Devin reports: “Of the new records, the most important species are Calystegia spithamaea ssp. spithamaea (low bindweed) and Vitis cinerea var. baileyana (possum grape). Both are mapped sparingly in Virginia, and the bindweed is a fairly rare species reported from only one other county in VA.”

Caption: Among Paw paw seedlings, Devin and Mary Jane sift through fallen leaves. Average number of species within a plot: 95.

They found 24 new species of animal—including birds, butterflies, reptiles, and insects—bringing the QGs faunal total 301. (So far, 76 bird species have been identified here, and Ezra Staengl’s upcoming fall migration “Rarities Round-up” might add a few.)

The record

These findings bring the total of naturally occurring flora at QGs to 551 of which 56 have been Nelson County records. Planting in the Galleries of about 100 species native to the immediate area but not naturally occurring here brings the QGs flora total to about 650. Add 301 fauna, and the QGs are home to more than 950 species—that we know about. The complete list of species (the Biota)—along with lists for the designed Galleries—may be found linked to the Gardens page at

Caption: Drew Chaney scans the ground while Rachel records. Along with camera and binoculars, Drew had the Flora of Virginia app at hand. Others on the team: Odonate expert Emily Luebke and Devin’s daughters Eva and Norah Floyd who helped find critters.

Wait, there’s more! 

Thanks to the survey, we now have data to identify the parking lot area as a combination of Southern Piedmont Hardpan and Ultramafic Woodland/Savanah. And it seems we have an emergent grassland that retains some of the old biodiversity typical of this part of Virginia a few hundred years ago. 
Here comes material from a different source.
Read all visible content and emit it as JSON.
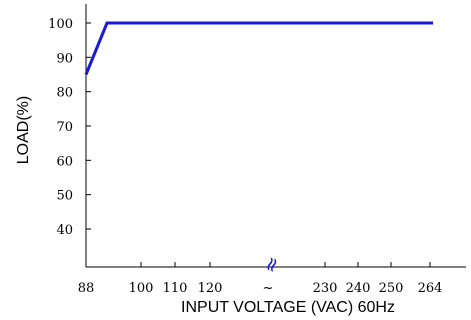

Now, Devin says, we should wake up the dormant seed bank with some light controlled fire, and  forest thinning. A burn is planned for this winter and, with help from our resident forest manager Forrest McGuire, we have already begun culling red maple and beach saplings in the forest around the perimeter of the parking area. This will increase light reaching the ground and allow for the natural community that is hiding there to emerge. It’s called “breaking the edge” in ecological restoration. 

In a few years, we expect more county records.